Whether you like Manziel, loathe him or can’t distinguish Johnny Football from Johnny Appleseed, that’s some intense pressure bearing down on the shoulder pads of someone so young.
Worse, he’s about to get a 20-week dose when you add Browns exhibition games to the mix.
That’s the world we now live in.
I’ve heard Manziel ripped in recent weeks for his frequent-flier-worthy partying, throwing mechanics and supposed lack of dedication.
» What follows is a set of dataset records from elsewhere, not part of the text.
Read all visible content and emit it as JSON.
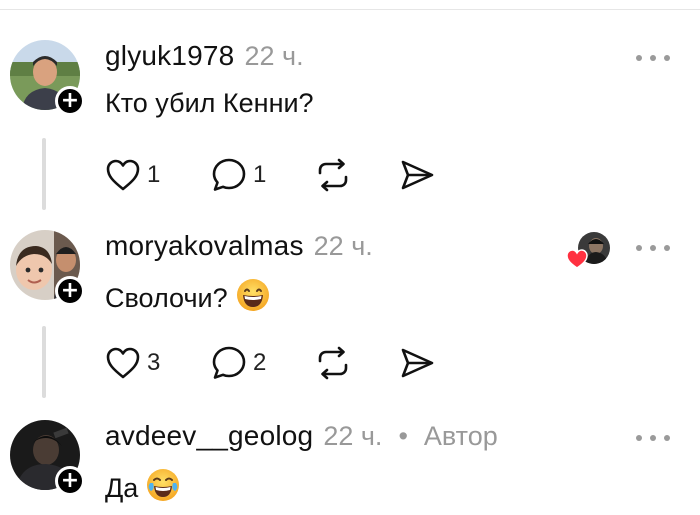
{
  "posts": [
    {
      "username": "glyuk1978",
      "time": "22 ч.",
      "text": "Кто убил Кенни?",
      "likes": "1",
      "replies": "1",
      "follow_symbol": "+"
    },
    {
      "username": "moryakovalmas",
      "time": "22 ч.",
      "text": "Сволочи?",
      "emoji": "grinning-face-emoji",
      "likes": "3",
      "replies": "2",
      "follow_symbol": "+",
      "liked_by_author": true
    },
    {
      "username": "avdeev__geolog",
      "time": "22 ч.",
      "separator": "•",
      "author_label": "Автор",
      "text": "Да",
      "emoji": "tears-of-joy-emoji",
      "follow_symbol": "+"
    }
  ],
  "icons": {
    "like": "heart-icon",
    "reply": "comment-icon",
    "repost": "repost-icon",
    "share": "send-icon",
    "more": "more-icon"
  },
  "colors": {
    "text": "#111111",
    "muted": "#999999",
    "heart_red": "#ff3040",
    "thread_line": "#dcdcdc"
  }
}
One radio show I happened to tune in to actually had the temerity to bring up his acne (great, if it scores Manziel a six-figure deal with Clearasil).
Close your eyes for a moment and imagine current cellphone technology existing when these athletes were in their prime: Joe Namath, Paul Hornung, John Daly, Dennis Rodman, Mike Tyson, Wade Boggs, Darryl Strawberry, Lawrence Taylor, Mickey Mantle.
Not pretty is it?
And from what I’ve read about the iconic Babe Ruth, it’s amazing that man even made it to 30 — he was 53 when he succumbed to cancer in 1948 — given his triple-threat combination of fattening foods, hard liquor and not nearly enough sleep.
If legend isn’t lying, The Bambino makes Manziel look like A.C. Green.
Manziel is a young man with the world at his feet and a lens trailing his every move. He and New England Patriots tight end Rob Gronkowski, in particular, have it as bad as they do good with whatever off-the-field displays of enjoying life they can come up with.
In case you’re wondering, the Browns don’t play the Pats this season. In the grand scheme of things we’re probably better for it.